Malgré cela, précise encore l’ambassadeur, les autorités ont “tenu compte des décès et il fallait à tout prix laisser partir des gens résidents.”

Le diplomate a rappelé que “l’Algérie est le seul pays au monde à avoir rapatrié ses ressortissants et à les avoir pris en charge pendant 15 jours dans des hôtels étoilés, ce qui n’a pas été le cas de beaucoup d’autres pays nettement plus développé.”
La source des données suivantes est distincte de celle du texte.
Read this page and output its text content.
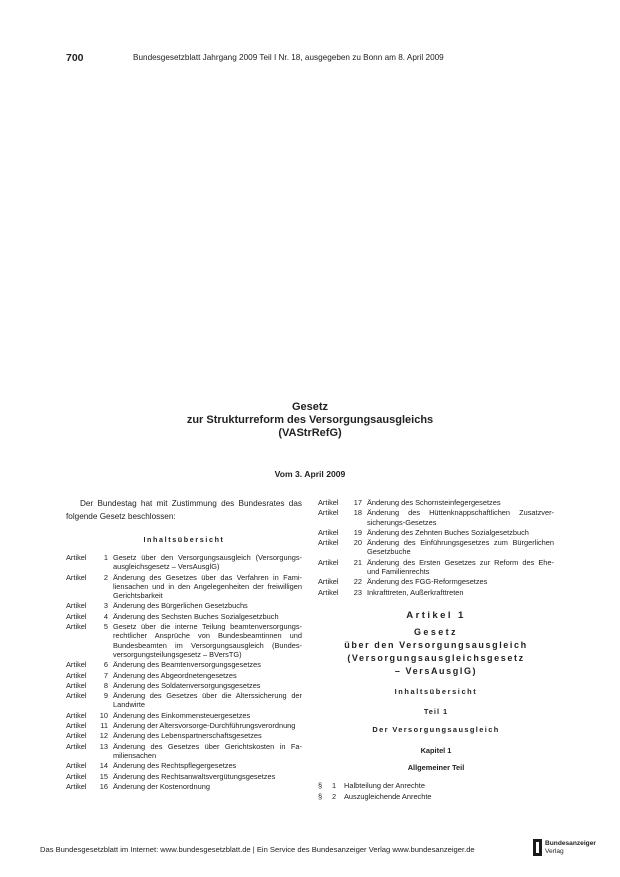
700	Bundesgesetzblatt Jahrgang 2009 Teil I Nr. 18, ausgegeben zu Bonn am 8. April 2009
Gesetz
zur Strukturreform des Versorgungsausgleichs
(VAStrRefG)
Vom 3. April 2009
Der Bundestag hat mit Zustimmung des Bundesrates das folgende Gesetz beschlossen:
Inhaltsübersicht
Artikel	1 Gesetz über den Versorgungsausgleich (Versorgungsausgleichsgesetz – VersAusglG)
Artikel	2 Änderung des Gesetzes über das Verfahren in Familiensachen und in den Angelegenheiten der freiwilligen Gerichtsbarkeit
Artikel	3 Änderung des Bürgerlichen Gesetzbuchs
Artikel	4 Änderung des Sechsten Buches Sozialgesetzbuch
Artikel	5 Gesetz über die interne Teilung beamtenversorgungsrechtlicher Ansprüche von Bundesbeamtinnen und Bundesbeamten im Versorgungsausgleich (Bundesversorgungsteilungsgesetz – BVersTG)
Artikel	6 Änderung des Beamtenversorgungsgesetzes
Artikel	7 Änderung des Abgeordnetengesetzes
Artikel	8 Änderung des Soldatenversorgungsgesetzes
Artikel	9 Änderung des Gesetzes über die Alterssicherung der Landwirte
Artikel	10 Änderung des Einkommensteuergesetzes
Artikel	11 Änderung der Altersvorsorge-Durchführungsverordnung
Artikel	12 Änderung des Lebenspartnerschaftsgesetzes
Artikel	13 Änderung des Gesetzes über Gerichtskosten in Familiensachen
Artikel	14 Änderung des Rechtspflegergesetzes
Artikel	15 Änderung des Rechtsanwaltsvergütungsgesetzes
Artikel	16 Änderung der Kostenordnung
Artikel	17 Änderung des Schornsteinfegergesetzes
Artikel	18 Änderung des Hüttenknappschaftlichen Zusatzversicherungs-Gesetzes
Artikel	19 Änderung des Zehnten Buches Sozialgesetzbuch
Artikel	20 Änderung des Einführungsgesetzes zum Bürgerlichen Gesetzbuche
Artikel	21 Änderung des Ersten Gesetzes zur Reform des Ehe- und Familienrechts
Artikel	22 Änderung des FGG-Reformgesetzes
Artikel	23 Inkrafttreten, Außerkrafttreten
Artikel 1
Gesetz
über den Versorgungsausgleich
(Versorgungsausgleichsgesetz
– VersAusglG)
Inhaltsübersicht
Teil 1
Der Versorgungsausgleich
Kapitel 1
Allgemeiner Teil
§	1	Halbteilung der Anrechte
§	2	Auszugleichende Anrechte
Das Bundesgesetzblatt im Internet: www.bundesgesetzblatt.de | Ein Service des Bundesanzeiger Verlag www.bundesanzeiger.de
Bundesanzeiger
Verlag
Algériens bloqués à l’aéroport de Paris-CDG : ils s’entêtent à rester en zone internationale

Évoquant la situation des ressortissants algériens bloqués à l’aéroport de Paris-CDG, l’ambassadeur d’Algérie en France a rappelé qu’ils ont été “informés de l’annulation des vols et ils sont arrivés pratiquement à la fin des vols de rapatriement.”

“Ces vols de rapatriement ne les concernent pas, ils concernent les gens munis d’un passeport établi en Algérie , or il s’agit de ressortissants établis en Grande-Bretagne.” a t-il expliqué.

L’ambassadeur a indiqué qu’ils “s’entêtent” à rester en zone internationale malgré toutes les propositions qui leur ont été faites notamment pour retourner en Grande Bretagne.

“Ils s’assument et ils assument, tout simplement (…) En aucun cas, on ne pourra mettre en danger la vie de 45 millions d’algériens pour 27 personnes qui veulent rester en zone internationale…” a t-il souligné.